Hey new here thought I would share a little. I just got a 95 200sx still verrrrrry stock. Will post up a pic sometime or another but Im sure everyone knows what a stock 200sx looks like, so figured I would post a couple pics of my main pride and joy my 91 Integra RS. Had it for 5 years now and have dont alot of work over that time.


----------



## NotAnotherHonda (Aug 7, 2003)

that car looks sick as hell...but the question is.......is it fast?


----------



## Marius (Jun 17, 2004)

i like the jdm head lights. ives seen them on alot of newer integra front end conversuions, but u got them to work on your 91, very nice. :thumbup: :thumbup: :thumbup: :thumbup: :thumbup:


----------



## pete? (Jul 6, 2004)

that teg is amazing. full props to you and not taking the fabled honda way (read rice) its so clean! please keep up the good work and i hope the 200sx takes the same road.


----------



## Vardoulika (Jun 10, 2005)

Thanks guys, I wouldnt say "fast" cause I concider fast to be at least in the 13's but I would say "quick". Its a low 15 high 14 second car lots of fun to drive around. 

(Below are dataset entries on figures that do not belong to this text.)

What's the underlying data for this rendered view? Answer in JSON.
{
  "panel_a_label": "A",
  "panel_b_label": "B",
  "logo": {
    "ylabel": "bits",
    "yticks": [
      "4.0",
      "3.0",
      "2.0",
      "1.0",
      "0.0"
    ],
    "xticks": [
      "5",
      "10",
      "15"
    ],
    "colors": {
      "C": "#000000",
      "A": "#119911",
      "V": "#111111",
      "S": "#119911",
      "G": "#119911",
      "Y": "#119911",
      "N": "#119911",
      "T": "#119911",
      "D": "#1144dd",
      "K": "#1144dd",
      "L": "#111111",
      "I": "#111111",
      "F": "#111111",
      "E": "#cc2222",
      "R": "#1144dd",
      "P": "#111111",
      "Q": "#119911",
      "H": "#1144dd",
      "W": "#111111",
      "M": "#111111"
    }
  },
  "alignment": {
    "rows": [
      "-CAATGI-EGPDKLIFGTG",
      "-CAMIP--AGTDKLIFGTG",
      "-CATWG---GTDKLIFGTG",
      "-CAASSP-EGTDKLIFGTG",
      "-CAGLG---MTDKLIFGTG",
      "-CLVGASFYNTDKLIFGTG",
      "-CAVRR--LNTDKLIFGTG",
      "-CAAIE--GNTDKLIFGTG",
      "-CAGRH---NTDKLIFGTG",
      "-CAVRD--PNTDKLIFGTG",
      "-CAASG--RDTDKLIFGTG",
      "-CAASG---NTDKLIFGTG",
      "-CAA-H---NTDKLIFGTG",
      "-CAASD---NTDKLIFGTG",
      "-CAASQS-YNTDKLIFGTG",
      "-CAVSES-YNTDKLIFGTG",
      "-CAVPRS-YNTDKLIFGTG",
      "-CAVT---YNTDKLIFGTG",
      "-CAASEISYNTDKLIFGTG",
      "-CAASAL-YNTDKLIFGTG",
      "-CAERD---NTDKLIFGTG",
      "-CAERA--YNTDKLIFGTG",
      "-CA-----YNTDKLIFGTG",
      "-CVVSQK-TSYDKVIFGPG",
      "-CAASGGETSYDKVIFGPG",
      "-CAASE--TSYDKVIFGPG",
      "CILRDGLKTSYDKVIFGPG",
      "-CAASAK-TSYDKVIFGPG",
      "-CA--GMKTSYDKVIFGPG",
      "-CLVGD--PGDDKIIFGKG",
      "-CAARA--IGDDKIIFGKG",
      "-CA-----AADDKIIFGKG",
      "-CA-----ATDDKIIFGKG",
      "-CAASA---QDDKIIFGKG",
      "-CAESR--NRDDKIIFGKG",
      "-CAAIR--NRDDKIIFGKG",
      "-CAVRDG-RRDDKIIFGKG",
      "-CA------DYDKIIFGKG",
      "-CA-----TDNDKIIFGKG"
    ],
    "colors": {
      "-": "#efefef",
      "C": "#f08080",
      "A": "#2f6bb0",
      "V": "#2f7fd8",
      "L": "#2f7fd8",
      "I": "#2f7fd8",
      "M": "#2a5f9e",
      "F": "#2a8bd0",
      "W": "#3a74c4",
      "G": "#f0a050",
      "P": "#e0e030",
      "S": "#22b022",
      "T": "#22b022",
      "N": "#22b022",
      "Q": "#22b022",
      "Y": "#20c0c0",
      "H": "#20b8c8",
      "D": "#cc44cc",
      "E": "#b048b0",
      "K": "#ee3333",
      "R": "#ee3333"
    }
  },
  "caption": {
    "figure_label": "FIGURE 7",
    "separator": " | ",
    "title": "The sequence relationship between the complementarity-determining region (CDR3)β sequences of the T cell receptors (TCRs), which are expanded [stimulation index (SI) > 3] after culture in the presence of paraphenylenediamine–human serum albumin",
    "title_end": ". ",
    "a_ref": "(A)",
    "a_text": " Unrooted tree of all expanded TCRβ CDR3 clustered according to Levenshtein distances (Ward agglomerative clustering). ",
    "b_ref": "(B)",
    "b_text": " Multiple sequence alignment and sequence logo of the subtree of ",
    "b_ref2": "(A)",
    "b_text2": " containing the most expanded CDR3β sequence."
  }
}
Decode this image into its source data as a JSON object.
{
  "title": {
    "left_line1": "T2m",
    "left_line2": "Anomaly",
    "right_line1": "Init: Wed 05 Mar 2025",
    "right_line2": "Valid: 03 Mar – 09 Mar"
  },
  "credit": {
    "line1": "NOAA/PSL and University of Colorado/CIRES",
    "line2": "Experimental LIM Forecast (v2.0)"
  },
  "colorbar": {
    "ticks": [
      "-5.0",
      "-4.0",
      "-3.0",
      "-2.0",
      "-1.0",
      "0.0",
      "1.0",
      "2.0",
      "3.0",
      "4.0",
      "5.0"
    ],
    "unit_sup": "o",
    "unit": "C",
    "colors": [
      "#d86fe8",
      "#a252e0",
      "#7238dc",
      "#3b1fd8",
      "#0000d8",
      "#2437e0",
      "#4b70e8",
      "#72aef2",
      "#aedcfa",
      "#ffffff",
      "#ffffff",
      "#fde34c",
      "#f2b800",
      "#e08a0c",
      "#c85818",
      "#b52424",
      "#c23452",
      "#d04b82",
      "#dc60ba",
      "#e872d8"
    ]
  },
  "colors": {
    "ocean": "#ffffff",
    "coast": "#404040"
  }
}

First Generation JDM B16A DOHC Vtec Engine
CTR Intake Cam
ITR Exhaust Cam
Hayame 6-Bolt adj. Cam Gears
5-Speed JDM B16A Cable Transmission
DC EM1 Short Ram Intake
DC 4 into 1 Ceramic Coated Header
2.5" Mor-Flo High Flow Catalytic Convertor
Custom 2.5" Cat-Back angled Exhaust System with CF N1 muffler
18" Resonator
A/C completely removed
Power Steering completely removed

Yeah the headlights are OEM HID as well which is nice. All bodywork and paint was done by me.


----------



## wildmanee (Nov 21, 2004)

Beautiful place to take pictures, and a beautiful car as well. Sweet work! :thumbup:


----------



## mzanubis (Feb 19, 2003)

dang the cheat, thats a sweet ride.


----------



## himbo (Sep 20, 2003)

thats a very beautiful teg, never see that body teg clean, everybody rices the hell out of them. JDM tite yo :thumbup: hehehehe

anyway, what are your plans for the 200sx? i say turbo the bad boy, or go sr20det. please go clean on the 200sx!!!!!!!!!!!


----------



## Pat200sx (Jan 29, 2004)

Not usually a Honda/Acura fan..... but that car looks sick as hell nice job :thumbup:


----------



## AznBoiBryant (Dec 29, 2004)

I'm also not a fan of hondas and acuras but that integ does look very impressive


----------



## Psch91 (May 18, 2002)

Wow man, that looks very clean. You dont have any engine shots? Why did you get a 200sx? Are you keeping this one and keep working on it? I would rather have gotten a new teg (sheer aftermarket) or put more money into this teg. But yeah, what are your plans for the 200?


----------